Meh. Those were all pretty lame excuses, I suppose. Because in the end, I was the one responsible for my actions, and I was the one who should have told her I was feeling neglected. I had acted like a coward about it, and now I had to pay the price.
Yes, the price. What was it, exactly?
Erica talked first, in her rage and tears, of leaving me - of divorcing my cheating ass and getting the hell out. Then she spoke of throwing me out, of kicking my cheating ass to the curb. Then, having calmed down a bit further, and perhaps recalling our relative balance of assets and the marital property laws of our state, she shifted to a different strategy. She'd tell all our friends, my coworkers, my boss, our parents... you get the picture. My name would be black and everyone would see what absolute shit she had to deal with. She would be the martyr and I the villain.
But in the end, she didn't choose that path, either. Though god knows sometimes I wish she had.
I came home from the office that day to find Erica seated at the dinner table, an odd look of determination in her eye. "Sit down, Shane," she ordered, none too happily. I acquiesced, naturally. You don't cross a woman when she looks like that - not unless you have a death wish.

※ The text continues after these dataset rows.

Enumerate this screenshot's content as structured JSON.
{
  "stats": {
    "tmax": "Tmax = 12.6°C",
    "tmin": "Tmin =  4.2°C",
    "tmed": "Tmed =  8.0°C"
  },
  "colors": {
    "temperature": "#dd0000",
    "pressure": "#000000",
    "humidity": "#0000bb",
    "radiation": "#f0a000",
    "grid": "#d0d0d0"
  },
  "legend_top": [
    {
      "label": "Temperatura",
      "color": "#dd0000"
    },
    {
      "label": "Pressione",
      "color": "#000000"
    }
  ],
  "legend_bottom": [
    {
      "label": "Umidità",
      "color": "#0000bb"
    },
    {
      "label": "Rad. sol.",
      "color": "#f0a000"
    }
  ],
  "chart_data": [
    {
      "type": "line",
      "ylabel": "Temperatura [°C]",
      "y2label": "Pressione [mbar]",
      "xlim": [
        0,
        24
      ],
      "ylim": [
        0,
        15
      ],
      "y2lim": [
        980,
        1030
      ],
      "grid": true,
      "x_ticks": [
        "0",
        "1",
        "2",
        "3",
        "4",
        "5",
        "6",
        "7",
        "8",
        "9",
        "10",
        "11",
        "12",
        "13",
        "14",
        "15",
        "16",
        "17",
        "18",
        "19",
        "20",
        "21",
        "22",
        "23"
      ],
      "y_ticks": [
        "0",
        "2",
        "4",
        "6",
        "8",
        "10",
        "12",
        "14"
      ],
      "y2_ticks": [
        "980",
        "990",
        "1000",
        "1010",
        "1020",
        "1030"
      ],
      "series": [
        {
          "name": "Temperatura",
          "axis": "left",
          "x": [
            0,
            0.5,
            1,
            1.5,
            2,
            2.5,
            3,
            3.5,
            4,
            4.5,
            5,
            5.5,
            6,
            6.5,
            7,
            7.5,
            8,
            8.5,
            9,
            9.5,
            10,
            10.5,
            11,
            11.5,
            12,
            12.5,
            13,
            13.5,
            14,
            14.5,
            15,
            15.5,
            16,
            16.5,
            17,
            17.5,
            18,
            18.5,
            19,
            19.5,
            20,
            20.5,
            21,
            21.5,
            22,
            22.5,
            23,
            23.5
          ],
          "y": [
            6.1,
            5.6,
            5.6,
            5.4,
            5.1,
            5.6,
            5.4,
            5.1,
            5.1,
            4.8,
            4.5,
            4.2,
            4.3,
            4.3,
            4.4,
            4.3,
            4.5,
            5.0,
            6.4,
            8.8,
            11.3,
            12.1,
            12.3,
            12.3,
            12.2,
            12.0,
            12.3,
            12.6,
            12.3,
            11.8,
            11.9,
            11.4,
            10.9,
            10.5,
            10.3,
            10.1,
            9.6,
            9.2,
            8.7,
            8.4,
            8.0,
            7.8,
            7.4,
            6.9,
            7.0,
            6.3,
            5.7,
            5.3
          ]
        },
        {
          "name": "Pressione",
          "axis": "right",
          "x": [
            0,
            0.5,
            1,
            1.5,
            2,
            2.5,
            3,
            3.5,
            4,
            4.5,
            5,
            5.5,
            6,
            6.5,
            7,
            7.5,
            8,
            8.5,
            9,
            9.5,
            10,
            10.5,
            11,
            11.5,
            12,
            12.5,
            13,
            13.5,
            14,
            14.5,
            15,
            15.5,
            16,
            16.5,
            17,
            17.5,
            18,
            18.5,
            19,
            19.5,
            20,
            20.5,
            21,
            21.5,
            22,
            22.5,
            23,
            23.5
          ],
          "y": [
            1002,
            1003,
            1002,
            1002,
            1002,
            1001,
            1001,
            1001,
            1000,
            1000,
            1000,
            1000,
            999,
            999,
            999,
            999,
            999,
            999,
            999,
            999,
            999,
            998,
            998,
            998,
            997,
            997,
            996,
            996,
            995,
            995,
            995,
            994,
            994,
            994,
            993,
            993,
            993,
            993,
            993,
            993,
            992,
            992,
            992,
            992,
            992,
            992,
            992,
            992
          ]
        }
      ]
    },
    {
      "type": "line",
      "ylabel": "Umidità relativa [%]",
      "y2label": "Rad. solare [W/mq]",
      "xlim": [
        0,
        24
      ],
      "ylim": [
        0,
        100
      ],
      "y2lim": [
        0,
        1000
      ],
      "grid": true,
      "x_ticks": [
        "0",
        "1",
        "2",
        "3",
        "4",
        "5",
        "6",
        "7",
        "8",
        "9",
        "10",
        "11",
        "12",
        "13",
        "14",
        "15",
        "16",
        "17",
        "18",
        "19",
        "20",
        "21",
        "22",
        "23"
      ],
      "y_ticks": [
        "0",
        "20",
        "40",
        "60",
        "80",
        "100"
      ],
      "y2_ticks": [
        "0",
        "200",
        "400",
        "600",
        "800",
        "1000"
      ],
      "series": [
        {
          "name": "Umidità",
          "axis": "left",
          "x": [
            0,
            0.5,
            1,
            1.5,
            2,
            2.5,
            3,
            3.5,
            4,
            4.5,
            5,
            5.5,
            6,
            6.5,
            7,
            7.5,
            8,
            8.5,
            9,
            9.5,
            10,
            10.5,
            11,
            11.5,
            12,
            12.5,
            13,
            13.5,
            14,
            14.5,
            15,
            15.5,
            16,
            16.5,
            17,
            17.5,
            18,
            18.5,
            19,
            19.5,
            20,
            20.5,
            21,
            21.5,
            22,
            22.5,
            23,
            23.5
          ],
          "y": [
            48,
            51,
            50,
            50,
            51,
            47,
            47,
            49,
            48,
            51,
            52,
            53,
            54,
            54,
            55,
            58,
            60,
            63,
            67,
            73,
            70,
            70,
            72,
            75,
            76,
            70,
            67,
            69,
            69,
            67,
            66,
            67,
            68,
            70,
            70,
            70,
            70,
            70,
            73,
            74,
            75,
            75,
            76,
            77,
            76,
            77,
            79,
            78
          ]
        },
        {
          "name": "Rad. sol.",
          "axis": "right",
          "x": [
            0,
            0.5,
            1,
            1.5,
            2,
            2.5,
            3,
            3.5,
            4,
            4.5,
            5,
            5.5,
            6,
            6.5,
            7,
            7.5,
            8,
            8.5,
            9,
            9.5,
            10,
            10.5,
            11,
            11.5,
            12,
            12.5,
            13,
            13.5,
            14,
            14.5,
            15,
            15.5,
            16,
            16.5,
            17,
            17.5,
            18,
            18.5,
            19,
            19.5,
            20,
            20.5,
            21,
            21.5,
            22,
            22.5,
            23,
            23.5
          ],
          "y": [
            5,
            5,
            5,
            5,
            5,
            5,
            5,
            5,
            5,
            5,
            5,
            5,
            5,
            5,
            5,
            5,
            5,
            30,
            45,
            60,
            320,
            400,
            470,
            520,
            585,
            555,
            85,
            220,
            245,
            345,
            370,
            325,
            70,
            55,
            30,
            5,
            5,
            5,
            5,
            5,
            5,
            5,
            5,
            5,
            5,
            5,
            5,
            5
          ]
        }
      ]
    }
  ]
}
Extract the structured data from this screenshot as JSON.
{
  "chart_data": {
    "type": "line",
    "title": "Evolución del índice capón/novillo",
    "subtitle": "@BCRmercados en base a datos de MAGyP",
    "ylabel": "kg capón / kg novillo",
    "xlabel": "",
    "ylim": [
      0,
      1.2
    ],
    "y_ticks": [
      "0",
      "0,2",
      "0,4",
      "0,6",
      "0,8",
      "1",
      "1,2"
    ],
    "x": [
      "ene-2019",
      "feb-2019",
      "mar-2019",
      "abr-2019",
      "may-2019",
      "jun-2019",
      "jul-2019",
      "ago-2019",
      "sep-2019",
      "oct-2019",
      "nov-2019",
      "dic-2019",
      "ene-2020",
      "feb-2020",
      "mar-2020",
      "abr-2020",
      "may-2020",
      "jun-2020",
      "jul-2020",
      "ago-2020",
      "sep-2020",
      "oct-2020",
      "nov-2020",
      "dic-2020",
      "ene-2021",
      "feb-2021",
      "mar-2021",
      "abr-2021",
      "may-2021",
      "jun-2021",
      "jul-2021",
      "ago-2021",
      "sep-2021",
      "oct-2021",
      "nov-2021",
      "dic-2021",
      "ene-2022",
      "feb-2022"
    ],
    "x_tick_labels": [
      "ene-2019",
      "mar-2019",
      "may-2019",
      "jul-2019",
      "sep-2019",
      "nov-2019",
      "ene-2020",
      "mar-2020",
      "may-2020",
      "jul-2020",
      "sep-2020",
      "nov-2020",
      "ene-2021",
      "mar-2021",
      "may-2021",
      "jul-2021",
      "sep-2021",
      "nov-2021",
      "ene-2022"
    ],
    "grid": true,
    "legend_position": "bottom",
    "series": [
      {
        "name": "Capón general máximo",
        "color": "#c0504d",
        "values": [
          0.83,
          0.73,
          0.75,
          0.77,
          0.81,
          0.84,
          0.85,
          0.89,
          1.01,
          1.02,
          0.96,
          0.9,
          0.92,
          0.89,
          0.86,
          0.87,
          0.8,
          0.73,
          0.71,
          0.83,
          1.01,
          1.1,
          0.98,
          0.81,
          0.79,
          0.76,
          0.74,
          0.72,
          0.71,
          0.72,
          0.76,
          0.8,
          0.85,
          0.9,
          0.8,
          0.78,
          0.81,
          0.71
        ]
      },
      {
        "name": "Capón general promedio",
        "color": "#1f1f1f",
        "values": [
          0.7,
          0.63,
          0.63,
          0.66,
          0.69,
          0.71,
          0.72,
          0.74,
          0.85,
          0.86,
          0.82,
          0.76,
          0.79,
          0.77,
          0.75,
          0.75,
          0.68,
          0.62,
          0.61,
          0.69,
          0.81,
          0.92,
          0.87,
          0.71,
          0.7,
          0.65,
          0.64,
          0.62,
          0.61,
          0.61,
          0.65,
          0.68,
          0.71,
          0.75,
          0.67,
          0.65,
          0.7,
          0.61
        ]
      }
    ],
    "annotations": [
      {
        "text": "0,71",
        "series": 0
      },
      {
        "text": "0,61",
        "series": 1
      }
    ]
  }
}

"I've been thinking," she told me icily. "I've had a lot of time to think today about what you've done. And about what we're going to do." I sighed in contrition. "Honey, I'm sorry," I repeated like a broken record. "I'll do anything to make it up to you, babe. Just please, give me a chance-" "Oh, don't worry about that," she interrupted coldly. "I've already decided to give you a chance, babe. You see," and she leaned toward me ever so slightly, "I don't want us to break up, either. Not really."
I drew in a shaky breath as sudden hope sparked within me. "Honey, thank you! I don't deserve it, I know-" "Oh, would you shut up?" she snapped. "I didn't say I was taking you back like it never happened. Listen. You just told me you'd do anything to make it up to me. Did you really mean that, or was that yet another lie?"
Of course I told her I meant it. "Anything, honey. Really. I feel so bad..." "Well, that's something," she observed sarcastically, that odd gleam coming back to her eyes. "I've been talking about this with my girls, and they gave me some great ideas about what to do with you. And unless you want to be out on the curb on your ass, you're going to go along with it."
Once again, like an idiot I reassured her that I would go along with it. "You can take my phone, monitor my emails, whatever you want, honey. I'll break up with Julie. I'll never see her again-" "Never mind all that," she reassured me, still with that same oddly calculating look in her eye. "I'll tell you what you'll be doing as we go along. For now, though..."
And here she gave me the first smile of the day. A dangerous smile, but a smile nonetheless.
"For now, you're going to hand over that credit card. I've got a few purchases I need to make."